Newlyweds' 5 Biggest Pitfalls
Experts say unrealistic expectations, avoiding conflict after marriage can lead to disaster.
Love and marriage may "go together like a horse and
carriage," but most newlyweds set off without a shared road map. Each
partner comes to the journey with their own set of directions including --
assumptions about roles, expectations about how to spend time and money, and
deeply held beliefs about children. Then there's also -- baggage. Experts say
it takes desire, honest communication, and hard work to move a relationship
from the romantic stage through the power struggles to a loving marriage based
on shared meaning. Get off to a good start by avoiding these five major
- My family does it this way.
- Marriage will make me happy.
- My partner will change once we're married.
- Talking about issues like his rowdy friends, her credit card debt, when to
have kids, and who should clean the toilet, will take the bloom off
- We should avoid conflict at all costs.
My Family Does It This Way
His family sits down together around the dining room table for
dinner every night. Her family scatters and grabs dinner on the run.
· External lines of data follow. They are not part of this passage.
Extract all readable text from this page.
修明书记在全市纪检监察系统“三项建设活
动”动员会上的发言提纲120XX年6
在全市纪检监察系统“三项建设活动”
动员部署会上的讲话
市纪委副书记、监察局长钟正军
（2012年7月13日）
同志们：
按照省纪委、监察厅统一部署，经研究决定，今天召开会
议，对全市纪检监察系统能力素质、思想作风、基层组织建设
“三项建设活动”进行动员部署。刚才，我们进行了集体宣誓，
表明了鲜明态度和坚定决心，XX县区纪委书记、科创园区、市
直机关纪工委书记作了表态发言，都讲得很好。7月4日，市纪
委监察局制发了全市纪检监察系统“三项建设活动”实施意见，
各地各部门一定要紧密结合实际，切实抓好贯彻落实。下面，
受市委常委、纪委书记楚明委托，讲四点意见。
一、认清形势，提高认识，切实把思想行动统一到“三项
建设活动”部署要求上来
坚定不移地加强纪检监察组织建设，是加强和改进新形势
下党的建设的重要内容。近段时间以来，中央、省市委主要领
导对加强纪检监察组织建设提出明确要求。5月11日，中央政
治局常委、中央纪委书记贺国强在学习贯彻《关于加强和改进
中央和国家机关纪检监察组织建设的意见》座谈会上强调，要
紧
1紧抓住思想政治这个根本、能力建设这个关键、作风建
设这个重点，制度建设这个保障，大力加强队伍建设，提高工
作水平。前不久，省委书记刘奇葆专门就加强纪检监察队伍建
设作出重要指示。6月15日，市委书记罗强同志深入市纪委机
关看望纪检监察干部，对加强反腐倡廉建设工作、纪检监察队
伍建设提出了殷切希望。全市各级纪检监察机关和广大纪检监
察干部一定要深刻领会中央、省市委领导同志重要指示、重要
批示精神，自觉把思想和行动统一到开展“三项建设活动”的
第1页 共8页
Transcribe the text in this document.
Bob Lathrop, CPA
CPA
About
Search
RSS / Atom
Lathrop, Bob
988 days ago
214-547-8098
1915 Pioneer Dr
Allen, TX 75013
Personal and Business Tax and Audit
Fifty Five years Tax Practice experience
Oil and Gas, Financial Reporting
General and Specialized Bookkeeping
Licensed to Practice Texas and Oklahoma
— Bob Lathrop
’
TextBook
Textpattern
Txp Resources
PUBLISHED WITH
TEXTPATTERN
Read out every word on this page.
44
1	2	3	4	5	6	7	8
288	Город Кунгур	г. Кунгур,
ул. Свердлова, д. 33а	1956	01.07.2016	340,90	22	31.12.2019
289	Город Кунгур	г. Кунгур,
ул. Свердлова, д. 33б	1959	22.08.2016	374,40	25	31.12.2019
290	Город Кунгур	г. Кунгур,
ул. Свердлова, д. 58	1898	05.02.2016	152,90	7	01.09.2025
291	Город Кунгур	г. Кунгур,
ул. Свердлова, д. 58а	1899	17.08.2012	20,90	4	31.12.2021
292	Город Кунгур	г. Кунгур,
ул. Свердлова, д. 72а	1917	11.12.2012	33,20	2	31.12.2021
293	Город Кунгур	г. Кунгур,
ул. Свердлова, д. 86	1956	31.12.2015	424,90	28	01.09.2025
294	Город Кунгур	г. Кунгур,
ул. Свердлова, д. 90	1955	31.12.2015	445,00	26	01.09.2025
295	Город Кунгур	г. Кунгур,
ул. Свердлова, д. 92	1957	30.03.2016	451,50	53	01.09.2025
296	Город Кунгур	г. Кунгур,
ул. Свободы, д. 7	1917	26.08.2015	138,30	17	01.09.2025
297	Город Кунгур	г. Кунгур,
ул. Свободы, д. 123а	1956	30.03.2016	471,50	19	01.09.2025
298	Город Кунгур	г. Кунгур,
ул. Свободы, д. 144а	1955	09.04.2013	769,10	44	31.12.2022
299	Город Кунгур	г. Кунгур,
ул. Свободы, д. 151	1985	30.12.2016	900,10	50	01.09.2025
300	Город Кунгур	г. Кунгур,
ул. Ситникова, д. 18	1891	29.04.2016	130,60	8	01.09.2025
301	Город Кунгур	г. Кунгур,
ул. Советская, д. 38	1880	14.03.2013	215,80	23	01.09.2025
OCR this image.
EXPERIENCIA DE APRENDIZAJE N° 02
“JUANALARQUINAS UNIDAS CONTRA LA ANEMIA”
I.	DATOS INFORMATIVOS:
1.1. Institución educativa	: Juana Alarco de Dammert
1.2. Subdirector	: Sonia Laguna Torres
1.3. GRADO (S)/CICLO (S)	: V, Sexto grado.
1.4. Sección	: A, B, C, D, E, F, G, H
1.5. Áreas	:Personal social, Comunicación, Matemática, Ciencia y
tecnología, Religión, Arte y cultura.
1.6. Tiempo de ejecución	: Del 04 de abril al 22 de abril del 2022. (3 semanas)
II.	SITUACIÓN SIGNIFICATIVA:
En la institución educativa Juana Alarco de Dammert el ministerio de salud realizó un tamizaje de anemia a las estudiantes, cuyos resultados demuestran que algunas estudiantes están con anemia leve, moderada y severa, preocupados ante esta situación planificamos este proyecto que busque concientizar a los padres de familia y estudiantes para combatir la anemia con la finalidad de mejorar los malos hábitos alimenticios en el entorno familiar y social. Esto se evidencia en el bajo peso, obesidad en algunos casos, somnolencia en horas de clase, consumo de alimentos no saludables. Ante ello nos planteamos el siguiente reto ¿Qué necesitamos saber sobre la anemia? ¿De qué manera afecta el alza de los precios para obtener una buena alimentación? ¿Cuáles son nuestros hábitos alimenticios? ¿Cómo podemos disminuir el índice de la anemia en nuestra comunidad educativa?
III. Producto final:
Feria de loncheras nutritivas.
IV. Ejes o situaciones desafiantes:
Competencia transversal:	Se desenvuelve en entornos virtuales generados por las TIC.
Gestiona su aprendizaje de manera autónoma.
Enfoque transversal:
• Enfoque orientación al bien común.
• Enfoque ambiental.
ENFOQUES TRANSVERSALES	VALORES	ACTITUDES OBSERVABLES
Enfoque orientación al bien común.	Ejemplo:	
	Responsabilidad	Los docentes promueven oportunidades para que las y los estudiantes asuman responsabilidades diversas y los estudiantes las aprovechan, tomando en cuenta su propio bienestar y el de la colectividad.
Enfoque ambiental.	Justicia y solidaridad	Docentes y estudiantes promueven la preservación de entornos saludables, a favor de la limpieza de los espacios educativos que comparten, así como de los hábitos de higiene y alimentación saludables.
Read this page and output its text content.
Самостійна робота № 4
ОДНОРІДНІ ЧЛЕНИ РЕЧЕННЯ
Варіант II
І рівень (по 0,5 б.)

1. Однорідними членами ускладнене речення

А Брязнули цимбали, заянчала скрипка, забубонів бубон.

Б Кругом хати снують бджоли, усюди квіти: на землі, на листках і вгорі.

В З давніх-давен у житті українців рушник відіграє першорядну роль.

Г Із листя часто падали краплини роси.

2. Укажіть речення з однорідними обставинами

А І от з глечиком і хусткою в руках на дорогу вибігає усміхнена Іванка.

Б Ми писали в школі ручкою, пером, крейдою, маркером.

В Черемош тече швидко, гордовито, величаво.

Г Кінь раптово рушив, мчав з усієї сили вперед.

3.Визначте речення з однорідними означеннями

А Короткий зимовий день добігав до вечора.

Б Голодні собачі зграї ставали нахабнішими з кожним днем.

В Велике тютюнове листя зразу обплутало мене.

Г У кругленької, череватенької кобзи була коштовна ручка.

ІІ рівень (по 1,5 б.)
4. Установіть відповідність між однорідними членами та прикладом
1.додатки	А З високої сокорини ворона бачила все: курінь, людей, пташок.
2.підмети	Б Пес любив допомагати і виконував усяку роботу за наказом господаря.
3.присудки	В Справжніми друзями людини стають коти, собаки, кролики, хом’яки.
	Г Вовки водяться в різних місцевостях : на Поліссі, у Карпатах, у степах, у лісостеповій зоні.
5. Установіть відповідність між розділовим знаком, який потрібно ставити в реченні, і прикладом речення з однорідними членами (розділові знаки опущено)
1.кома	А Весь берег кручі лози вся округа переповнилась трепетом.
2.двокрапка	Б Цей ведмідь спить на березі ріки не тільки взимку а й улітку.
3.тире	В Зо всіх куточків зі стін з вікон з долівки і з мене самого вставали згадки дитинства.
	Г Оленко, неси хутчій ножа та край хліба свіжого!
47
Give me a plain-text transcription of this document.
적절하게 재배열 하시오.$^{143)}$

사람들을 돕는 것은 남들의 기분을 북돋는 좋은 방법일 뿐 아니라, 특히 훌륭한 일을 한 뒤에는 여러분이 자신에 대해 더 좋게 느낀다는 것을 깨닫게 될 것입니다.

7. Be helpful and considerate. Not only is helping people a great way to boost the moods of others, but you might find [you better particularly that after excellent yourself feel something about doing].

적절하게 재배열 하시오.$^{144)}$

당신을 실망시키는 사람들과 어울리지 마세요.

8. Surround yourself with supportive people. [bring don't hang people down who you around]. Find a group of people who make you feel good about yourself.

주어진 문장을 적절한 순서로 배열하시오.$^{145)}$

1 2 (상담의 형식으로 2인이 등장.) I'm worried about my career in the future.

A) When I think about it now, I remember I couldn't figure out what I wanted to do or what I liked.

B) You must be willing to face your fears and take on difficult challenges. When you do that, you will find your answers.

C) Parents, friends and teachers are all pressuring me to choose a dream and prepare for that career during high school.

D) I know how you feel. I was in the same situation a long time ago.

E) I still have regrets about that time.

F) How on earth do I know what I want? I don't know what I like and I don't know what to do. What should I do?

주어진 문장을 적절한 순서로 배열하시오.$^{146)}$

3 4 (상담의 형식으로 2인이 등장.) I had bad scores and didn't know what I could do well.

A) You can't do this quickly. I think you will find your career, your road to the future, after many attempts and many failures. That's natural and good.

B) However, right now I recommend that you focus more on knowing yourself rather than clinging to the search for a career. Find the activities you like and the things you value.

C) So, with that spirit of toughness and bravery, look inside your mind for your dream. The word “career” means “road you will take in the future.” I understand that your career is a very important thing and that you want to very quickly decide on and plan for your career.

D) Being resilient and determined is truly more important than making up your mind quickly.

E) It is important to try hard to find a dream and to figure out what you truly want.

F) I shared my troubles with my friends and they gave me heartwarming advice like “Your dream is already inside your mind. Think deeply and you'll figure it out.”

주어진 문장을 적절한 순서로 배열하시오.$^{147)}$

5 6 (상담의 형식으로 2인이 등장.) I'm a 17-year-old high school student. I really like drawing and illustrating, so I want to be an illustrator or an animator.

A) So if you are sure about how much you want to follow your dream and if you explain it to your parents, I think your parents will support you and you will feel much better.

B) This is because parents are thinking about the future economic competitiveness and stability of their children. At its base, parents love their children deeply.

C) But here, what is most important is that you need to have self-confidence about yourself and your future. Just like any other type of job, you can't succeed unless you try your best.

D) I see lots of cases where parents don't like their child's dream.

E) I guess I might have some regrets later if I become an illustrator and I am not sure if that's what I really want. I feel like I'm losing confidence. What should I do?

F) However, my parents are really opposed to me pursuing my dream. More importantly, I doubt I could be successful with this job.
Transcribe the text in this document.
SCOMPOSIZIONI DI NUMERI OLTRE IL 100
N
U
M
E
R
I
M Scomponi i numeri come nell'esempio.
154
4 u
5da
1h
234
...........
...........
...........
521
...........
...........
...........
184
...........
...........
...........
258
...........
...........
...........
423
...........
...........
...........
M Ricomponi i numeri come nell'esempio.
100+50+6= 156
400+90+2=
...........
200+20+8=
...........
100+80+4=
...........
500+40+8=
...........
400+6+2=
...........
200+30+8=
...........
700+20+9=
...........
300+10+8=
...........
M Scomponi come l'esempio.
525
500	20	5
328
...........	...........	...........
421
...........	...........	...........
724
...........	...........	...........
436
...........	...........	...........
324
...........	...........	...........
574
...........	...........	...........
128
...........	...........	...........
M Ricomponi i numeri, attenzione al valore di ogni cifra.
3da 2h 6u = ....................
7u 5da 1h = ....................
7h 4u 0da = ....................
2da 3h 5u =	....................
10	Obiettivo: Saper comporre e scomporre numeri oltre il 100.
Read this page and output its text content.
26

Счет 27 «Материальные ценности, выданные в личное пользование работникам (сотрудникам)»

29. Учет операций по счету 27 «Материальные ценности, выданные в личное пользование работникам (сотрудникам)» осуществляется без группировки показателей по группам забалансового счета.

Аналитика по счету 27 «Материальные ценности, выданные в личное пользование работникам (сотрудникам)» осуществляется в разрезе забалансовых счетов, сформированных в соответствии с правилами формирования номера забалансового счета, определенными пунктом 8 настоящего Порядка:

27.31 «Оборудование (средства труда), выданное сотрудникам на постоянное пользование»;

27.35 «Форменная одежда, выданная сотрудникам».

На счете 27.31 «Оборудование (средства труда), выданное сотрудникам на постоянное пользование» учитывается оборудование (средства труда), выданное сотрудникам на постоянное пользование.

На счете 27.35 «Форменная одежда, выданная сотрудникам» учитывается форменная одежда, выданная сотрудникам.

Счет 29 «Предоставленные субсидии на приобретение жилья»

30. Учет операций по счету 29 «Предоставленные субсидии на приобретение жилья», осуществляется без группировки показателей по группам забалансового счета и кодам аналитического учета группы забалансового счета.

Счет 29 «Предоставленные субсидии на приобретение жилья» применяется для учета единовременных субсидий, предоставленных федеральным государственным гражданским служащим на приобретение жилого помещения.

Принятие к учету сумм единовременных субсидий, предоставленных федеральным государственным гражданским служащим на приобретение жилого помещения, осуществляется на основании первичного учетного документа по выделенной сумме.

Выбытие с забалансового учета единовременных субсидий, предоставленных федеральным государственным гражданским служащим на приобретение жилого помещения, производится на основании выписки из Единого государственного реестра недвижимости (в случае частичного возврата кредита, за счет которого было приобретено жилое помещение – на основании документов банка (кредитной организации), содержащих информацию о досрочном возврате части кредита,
Couples often underestimate the influence of their families.
"People go into marriage with expectations that are engrained almost
subconsciously," says Addie Leibin, MS, LMHC, a private mental health
counselor in Winter Park, Fla. "They think, I'll get married, and I'll do
it like my family did it. But you can't build a house with two sets of
blueprints. The whole object is to come up with your own set of plans. It's not
your mom and dad's house."
Mark Freeman, PhD, agrees with Leibin that families operate on
both conscious and subconscious levels. He counsels couples and teaches a class
called "Marriage and the Family" in his roles as director of personal
counseling and instructor at Rollins College, also in Winter Park. On a
conscious level, he says, when there's interference from one of the spouse's
family members or a person doesn't have total allegiance to his or her spouse
that creates problems within a person's marriage.
On a subconscious level, families provide the
frame-of-reference that individuals bring to the marriage regarding money,
gender roles, and other important issues. "Know each other well enough to
find out what the stated expectations are, and recognize sometimes there are
unconscious expectations. For example, you could say 'I'm open and like to deal
with things,' but in your own family when conflict arose, you shut down. So
it's the stated vs. the unconscious. Sometimes we have the best intentions to
be one way, but then a coping strategy from our own family comes up and
violates the thing we are. We're human, not perfect."